Aunque tengo que aclarar que no lo hojeaba en orden, sino lleno de emoción, lo cual me hizo abrirlo y cerrarlo unas cinco veces para volver a empezar (no me interesaba verlo completo), me encontré con las típicas fotos con los otros miembros de la novela latinoamericana: Cortázar, Cabrera Infante, Fuentes, el editor Carlos Barral y su ahora odiado García Márquez. La verdad es que esas fotos, durante muchos años, fueron para mí una suerte de panteón con todo y cielo. Al verlos juntos sentía esa extraña sensación de la que habla Fadanelli (¿o es Xavier Velasco?) de quererme apropiar de todo aquel ambiente, de formar parte de él. Era extraño, todos con atuendos de los sesenta y, ¡peor!, de los setentas: camisas con bolitas, cazadoras de lino, pantalones acampanados o con pata de elefante, sacos de terciopana o la gigantesca mascota de los sacos de García Márquez; todo era una unidad incorruptible.

Poco tuve que esperar para ver dos fotos que me conmovieron inesperadamente, la primera, grandiosa, fue aquella foto donde está Vargas Llosa en la verdadera Catedral: un cafecito cerca de la perrera a donde fue a recoger a su “perrito” y que terminó siendo el origen del primer capítulo de su Conversación en La Catedral. Todos recordarán que va Santiago a recoger al batuque pues se lo arrancaron a su mujer de las manos.
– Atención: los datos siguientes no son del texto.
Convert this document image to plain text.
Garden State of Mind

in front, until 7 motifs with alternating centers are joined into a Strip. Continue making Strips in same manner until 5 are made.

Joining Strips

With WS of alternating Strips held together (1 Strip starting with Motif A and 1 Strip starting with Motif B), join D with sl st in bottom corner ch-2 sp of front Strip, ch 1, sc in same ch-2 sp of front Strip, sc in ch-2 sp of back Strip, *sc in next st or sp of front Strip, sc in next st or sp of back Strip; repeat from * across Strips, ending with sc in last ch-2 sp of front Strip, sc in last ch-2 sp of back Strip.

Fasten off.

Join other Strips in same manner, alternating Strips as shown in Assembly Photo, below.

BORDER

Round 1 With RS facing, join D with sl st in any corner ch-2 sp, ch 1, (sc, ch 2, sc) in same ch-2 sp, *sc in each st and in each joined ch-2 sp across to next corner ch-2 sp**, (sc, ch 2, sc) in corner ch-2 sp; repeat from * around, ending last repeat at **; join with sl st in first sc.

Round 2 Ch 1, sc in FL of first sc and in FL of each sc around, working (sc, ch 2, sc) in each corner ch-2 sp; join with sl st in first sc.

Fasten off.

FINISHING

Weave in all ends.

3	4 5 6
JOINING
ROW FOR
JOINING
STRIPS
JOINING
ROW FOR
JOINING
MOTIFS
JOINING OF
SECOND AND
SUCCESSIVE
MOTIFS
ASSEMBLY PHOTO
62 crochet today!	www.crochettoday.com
Bueno, esa foto, mostrándome una cantina de aproximadamente unos quince metros cuadrados con unos cuatro de alto, teñida en tonos ocres y luciendo varios tablones para compartir con extraños, me pareció el recuerdo más claro de aquella lectura.




Después vi dos pirámides de madera enorme, empotradas en el muro de la barra, donde se apilaban las cervezas “Cristal”. Había gente sentada en los tablones y ahí mismo, vestido con el atuendo menos adecuado para aquel oasis de tantos canillitas, albañiles, cargadores o simplemente desempleados, estaba Mario posando para la cámara. Fue un alud de recuerdos, sentí el ritmo de su prosa, sus descripciones, un agujero de humedad en el rincón de La Catedral y ahí, juntos, hablando del pasado, Santiago “Zavalita” y el antiguo chofer, Carlos. Esa foto me pegó realmente, lo único que alcancé fue reconocer que, como pocas veces, sentí la extraña necesidad de tomar una cerveza. Pues ya se sabe “El trago inspira, Zavalita.”
La otra foto, se las cuento la próxima.